Einige Stunden früher, vor den Werktoren der Firma Erhard in Heidenheim an der Brenz. Nebenan graben sich Baggerschaufeln durch die mannshohen Trümmer des ehemaligen Schlachthofgeländes, das erst kürzlich abgerissen wurde. Durch die weiß-roten Schranken des Firmengeländes fahren Lastwagen ein und aus. Dahinter, in den Werkhallen, werden noch immer Armaturen hergestellt, riesige Ventile, Klappen und Schellen, die von Heidenheim aus in die Welt gehen.

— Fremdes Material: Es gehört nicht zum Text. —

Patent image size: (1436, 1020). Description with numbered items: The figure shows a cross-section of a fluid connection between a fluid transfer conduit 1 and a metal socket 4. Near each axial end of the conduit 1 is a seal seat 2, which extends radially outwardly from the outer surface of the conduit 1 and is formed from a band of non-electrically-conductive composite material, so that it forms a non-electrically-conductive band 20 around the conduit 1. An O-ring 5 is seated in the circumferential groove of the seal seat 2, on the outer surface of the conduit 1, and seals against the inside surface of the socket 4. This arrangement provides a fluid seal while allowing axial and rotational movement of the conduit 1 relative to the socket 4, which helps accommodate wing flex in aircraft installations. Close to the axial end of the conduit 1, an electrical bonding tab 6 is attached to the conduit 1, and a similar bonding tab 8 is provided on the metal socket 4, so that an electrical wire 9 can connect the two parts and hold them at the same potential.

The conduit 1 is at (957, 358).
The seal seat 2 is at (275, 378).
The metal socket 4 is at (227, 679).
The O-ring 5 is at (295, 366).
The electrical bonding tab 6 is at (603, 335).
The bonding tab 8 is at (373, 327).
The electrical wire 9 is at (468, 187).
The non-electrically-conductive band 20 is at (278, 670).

200 Seiten Verhörprotokoll

Wer verstehen will, wie aus Elser, dem talentierten Handwerker und Laienmusiker aus einfachen Verhältnissen, Elser, der weitsichtige Widerständler wurde, der muss vielleicht an diesem Ort in der Meeboldstraße 22 beginnen, wo Georg Elser arbeitete, als die Fabrik noch Waldenmaier hieß. Wo der Schreiner in der nahe gelegenen Gaststätte Zum Schlachthof zu Mittag aß und die ausliegende Zeitung studierte, gern an einem Tisch in der hinteren rechten Ecke des Gastraums. Und wo er wahrscheinlich verstand, dass die Nationalsozialisten einen Krieg vorbereiteten.

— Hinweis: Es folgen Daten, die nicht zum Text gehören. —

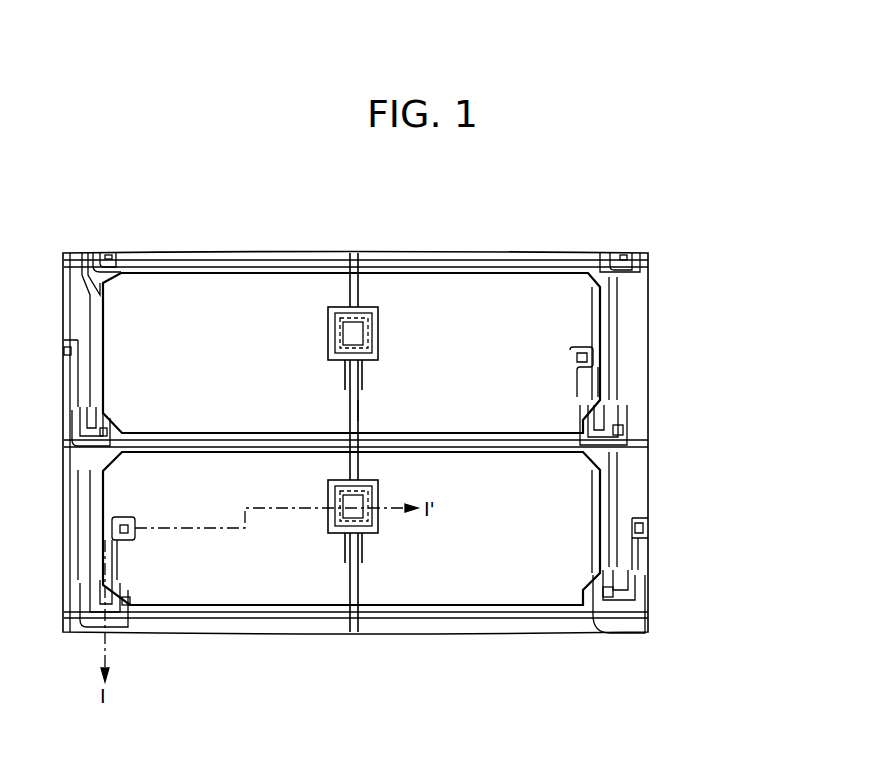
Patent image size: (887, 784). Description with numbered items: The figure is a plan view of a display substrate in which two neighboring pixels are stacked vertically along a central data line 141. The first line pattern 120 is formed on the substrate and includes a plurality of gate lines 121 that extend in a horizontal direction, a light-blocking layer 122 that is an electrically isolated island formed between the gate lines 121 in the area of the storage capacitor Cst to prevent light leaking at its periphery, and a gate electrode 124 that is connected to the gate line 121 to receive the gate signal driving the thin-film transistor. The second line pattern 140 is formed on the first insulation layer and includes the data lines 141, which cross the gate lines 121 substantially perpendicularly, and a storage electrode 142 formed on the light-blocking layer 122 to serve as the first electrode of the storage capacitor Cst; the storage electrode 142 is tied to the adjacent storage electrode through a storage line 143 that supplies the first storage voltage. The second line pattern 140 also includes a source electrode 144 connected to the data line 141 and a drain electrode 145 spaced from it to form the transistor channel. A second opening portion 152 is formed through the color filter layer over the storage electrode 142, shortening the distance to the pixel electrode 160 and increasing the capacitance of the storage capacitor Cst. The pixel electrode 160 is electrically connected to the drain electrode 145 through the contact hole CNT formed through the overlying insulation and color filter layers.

The first line pattern 120 is at (288, 703).
The gate line 121 is at (212, 620).
The light-blocking layer 122 is at (347, 557).
The gate electrode 124 is at (133, 634).
The second line pattern 140 is at (570, 467).
The data line 141 is at (608, 345).
The storage electrode 142 is at (377, 347).
The storage line 143 is at (358, 421).
The source electrode 144 is at (607, 440).
The drain electrode 145 is at (597, 378).
The second opening portion 152 is at (330, 332).
The pixel electrode 160 is at (468, 604).
The storage capacitor Cst is at (390, 317).
The contact hole CNT is at (124, 520).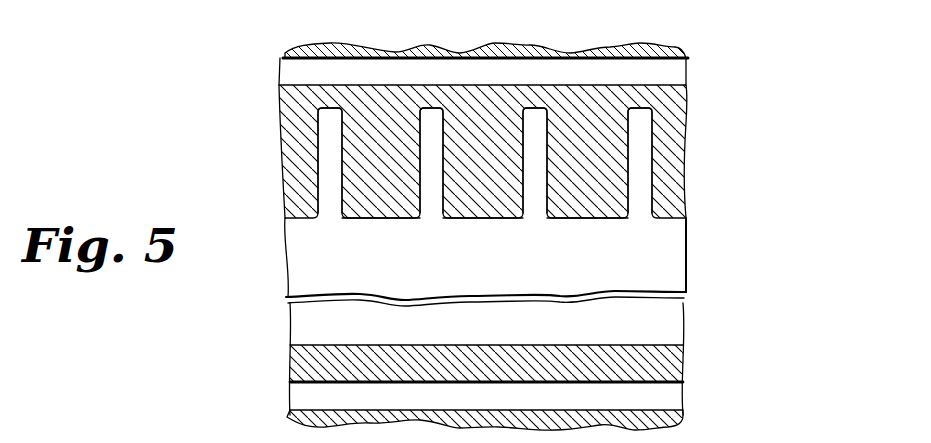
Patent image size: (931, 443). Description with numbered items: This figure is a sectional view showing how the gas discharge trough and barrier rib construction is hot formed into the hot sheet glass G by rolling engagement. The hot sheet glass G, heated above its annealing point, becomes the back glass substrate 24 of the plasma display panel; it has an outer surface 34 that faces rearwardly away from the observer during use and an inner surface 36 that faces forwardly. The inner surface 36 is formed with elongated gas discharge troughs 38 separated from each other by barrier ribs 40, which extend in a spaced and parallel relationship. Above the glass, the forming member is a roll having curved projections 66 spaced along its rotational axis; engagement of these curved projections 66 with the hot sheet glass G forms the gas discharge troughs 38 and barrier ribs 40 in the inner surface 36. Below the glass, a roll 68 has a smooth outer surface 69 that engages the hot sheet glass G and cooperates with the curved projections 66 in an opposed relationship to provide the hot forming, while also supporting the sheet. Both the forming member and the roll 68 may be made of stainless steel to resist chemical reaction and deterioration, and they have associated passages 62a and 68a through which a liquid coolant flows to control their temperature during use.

The back glass substrate 24 is at (695, 300).
The outer surface 34 is at (353, 344).
The inner surface 36 is at (655, 108).
The gas discharge troughs 38 is at (367, 218).
The barrier ribs 40 is at (330, 113).
The passage 62a is at (308, 73).
The curved projections 66 is at (447, 185).
The roll 68 is at (662, 365).
The passage 68a is at (662, 392).
The smooth outer surface 69 is at (632, 345).
The hot sheet glass G is at (273, 253).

„Am 29. 12. 1936 trat ich bei der Firma Waldenmaier, Armaturenfabrik, in Heidenheim als Hilfsarbeiter ein.“ So steht es im Gestapo-Protokoll. So muss es Georg Elser nach seiner Verhaftung an der Schweizer Grenze in den quälenden Verhören erzählt haben. Das 200 Seiten lange Protokoll, es ist der Schlüssel zu seinem Denken, es ist seine Autobiografie, wie es der Historiker Lothar Gruchmann genannt hat. Und es ist auch ein Reiseführer zu den Schauplätzen seiner Geschichte.

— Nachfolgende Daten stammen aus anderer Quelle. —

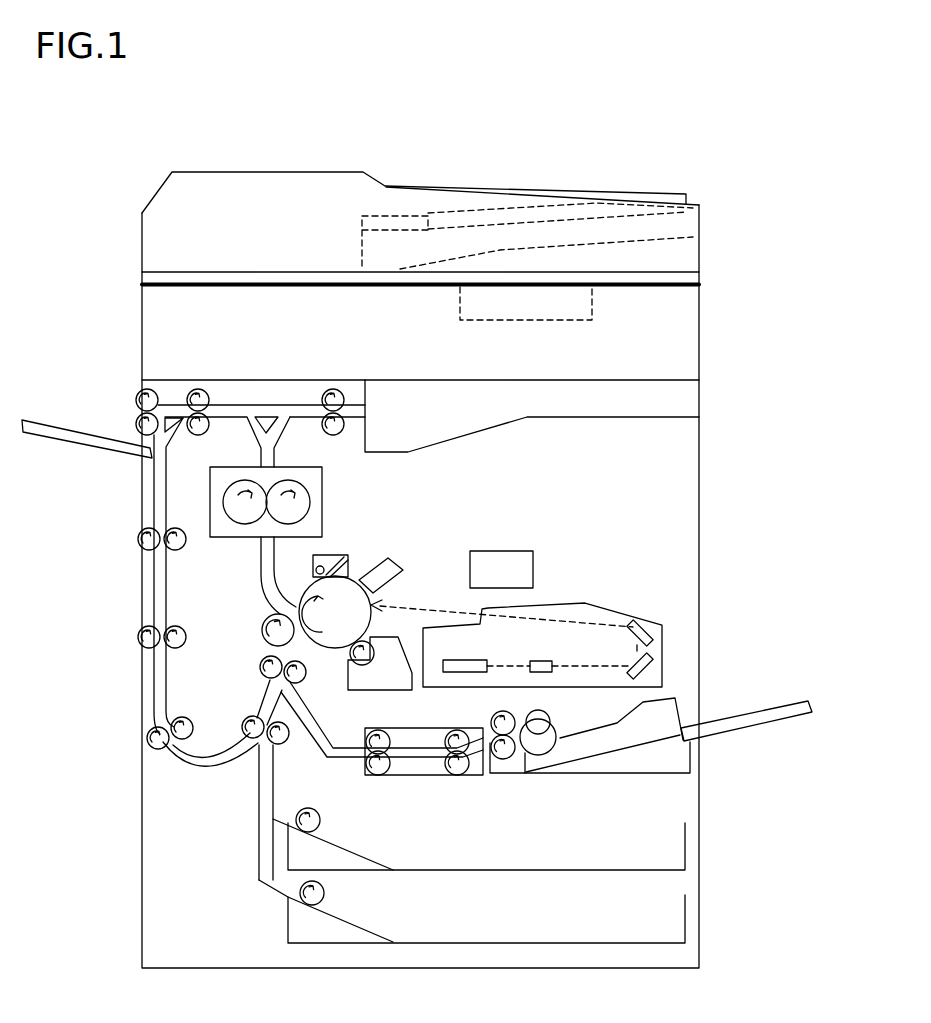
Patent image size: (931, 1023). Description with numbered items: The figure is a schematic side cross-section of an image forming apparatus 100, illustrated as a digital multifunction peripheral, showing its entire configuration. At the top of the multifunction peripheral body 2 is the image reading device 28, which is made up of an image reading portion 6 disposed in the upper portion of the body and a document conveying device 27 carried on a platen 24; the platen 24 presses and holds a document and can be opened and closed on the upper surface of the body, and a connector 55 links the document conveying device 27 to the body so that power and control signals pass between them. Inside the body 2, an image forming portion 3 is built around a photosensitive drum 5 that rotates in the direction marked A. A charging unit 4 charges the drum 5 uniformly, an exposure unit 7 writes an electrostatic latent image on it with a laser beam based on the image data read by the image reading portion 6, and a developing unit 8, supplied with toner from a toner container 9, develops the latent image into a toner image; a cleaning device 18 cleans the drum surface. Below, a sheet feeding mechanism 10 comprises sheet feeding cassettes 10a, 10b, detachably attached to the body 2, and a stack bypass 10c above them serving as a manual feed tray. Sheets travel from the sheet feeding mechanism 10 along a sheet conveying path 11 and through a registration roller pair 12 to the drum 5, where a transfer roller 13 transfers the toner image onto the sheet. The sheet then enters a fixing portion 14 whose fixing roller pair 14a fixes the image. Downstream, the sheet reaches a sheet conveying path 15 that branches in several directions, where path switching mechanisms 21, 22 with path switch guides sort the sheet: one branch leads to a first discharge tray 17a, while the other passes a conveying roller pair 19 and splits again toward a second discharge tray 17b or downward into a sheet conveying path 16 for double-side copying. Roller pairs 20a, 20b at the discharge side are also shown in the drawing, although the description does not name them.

Georg Elser wird 1903 in Hermaringen geboren und wächst 25 Kilometer entfernt in Königsbronn auf. Seine Eltern Ludwig und Maria betreiben eine Landwirtschaft und einen Holzhandel, bekommen vier weitere Kinder. Nach sieben Jahren Volksschule – seine besten Fächer sind Zeichnen, Schönschreiben und Rechnen – lernt Georg Elser Schreiner und geht auf Wanderschaft. Er arbeitet am Bodensee und in der Schweiz, lernt das Kunstschreinern mit Intarsienarbeiten, baut Gehäuse in einer Uhrenfabrik. Er ist einer, der die Freiheit liebt, der mittags zwei Stunden im Bodensee schwimmt, aber die Zeit abends nacharbeitet, der einen Betrieb verlässt, wenn es ihm dort nicht gefällt. Den Nazis wird er auch das zu Protokoll geben: Die Menschen seien unter Hitler nicht mehr frei in ihren Entscheidungen gewesen.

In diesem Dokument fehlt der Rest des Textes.